9 Then you shall call, and the LORD will answer; you shall cry, and he will say, ‘Here I am.’ If you take away the yoke from your midst, the pointing of the finger, and speaking wickedness,

10 if you pour yourself out for the hungry and satisfy the desire of the afflicted, then shall your light rise in the darkness and your gloom be as the noonday.

11 And the LORD will guide you continually and satisfy your desire in scorched places and make your bones strong; and you shall be like a watered garden, like a spring of water, whose waters do not fail.

12 And your ancient ruins shall be rebuilt; you shall raise up the foundations of many generations; you shall be called the repairer of the breach, the restorer of streets to dwell in. -Isaiah 58:1-12

 

It was then I realized that all my fasting had been in vain.  I had been fasting as a day to “humble” myself, I was bowing down my head like a reed”, and spreading “sackcloth and ashes under” me.  Simply stated, I sat around fasting and moaning about how rotten I was, and God said very clearly to me, “Is this the fast that I choose?”, and the answer came back swiftly and clearly, shaking me to my core, “no, no it is not”.  God said to me, “Jeremy, I want you to fast, and yes when you fail, fasting can be a good response.  But, one thing you lack, take the resources that you would have used to feed yourself that day, and feed or cloth somebody else who needs it.”  “Why God?” I asked, “Because my son, I have been so generous to you.  Look at the Gospel, believe and live it out, with your words and your deeds.  Go ahead son, test me in this thing and see what happens, I dare you.  Best dare I ever took.  I found out then, and continue to find out more and more, that God is more generous than I ever imagined, and that spurs me on to figure out how I can be more generous than others imagine that I can be too.  The hardest time for me to be generous is when I find myself in a sinful mess of my own making, when my heart is hard, and generosity becomes difficult.  Yet I have learned that serving others and acting out the Gospel, despite the way I feel at that time, is the key to turning the faucet of grace back on so that the water of life softens my hard unyielding heart, it renews and refreshes the soul like nothing else.

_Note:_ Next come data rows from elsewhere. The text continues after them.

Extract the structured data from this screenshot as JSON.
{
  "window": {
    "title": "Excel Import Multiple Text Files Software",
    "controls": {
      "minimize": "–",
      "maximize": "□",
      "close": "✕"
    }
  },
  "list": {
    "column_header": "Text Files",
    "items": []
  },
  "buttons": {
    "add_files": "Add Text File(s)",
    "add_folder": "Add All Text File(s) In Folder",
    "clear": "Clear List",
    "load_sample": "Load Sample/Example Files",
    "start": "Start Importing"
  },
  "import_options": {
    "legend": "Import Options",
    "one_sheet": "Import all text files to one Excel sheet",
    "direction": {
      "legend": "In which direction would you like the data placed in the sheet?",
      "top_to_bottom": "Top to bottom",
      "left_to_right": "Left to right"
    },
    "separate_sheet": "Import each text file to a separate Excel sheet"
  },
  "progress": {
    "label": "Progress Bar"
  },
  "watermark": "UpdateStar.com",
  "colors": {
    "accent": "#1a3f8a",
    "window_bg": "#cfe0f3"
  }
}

So if your life feels scorched and dry, if your heart is a withering garden, yet you still find that you have that deep-seeded Gospel desire to be a rebuilder of the ancient ruins and a repairer of the breaches you see in the Church and world.  Respond to God’s generosity to you in the Gospel, shake off the funk of self-pity and spiritual pride, put all the stuff that is filling your hands down, pick up a trowel, believe the Gospel and get to work for King and Kingdom.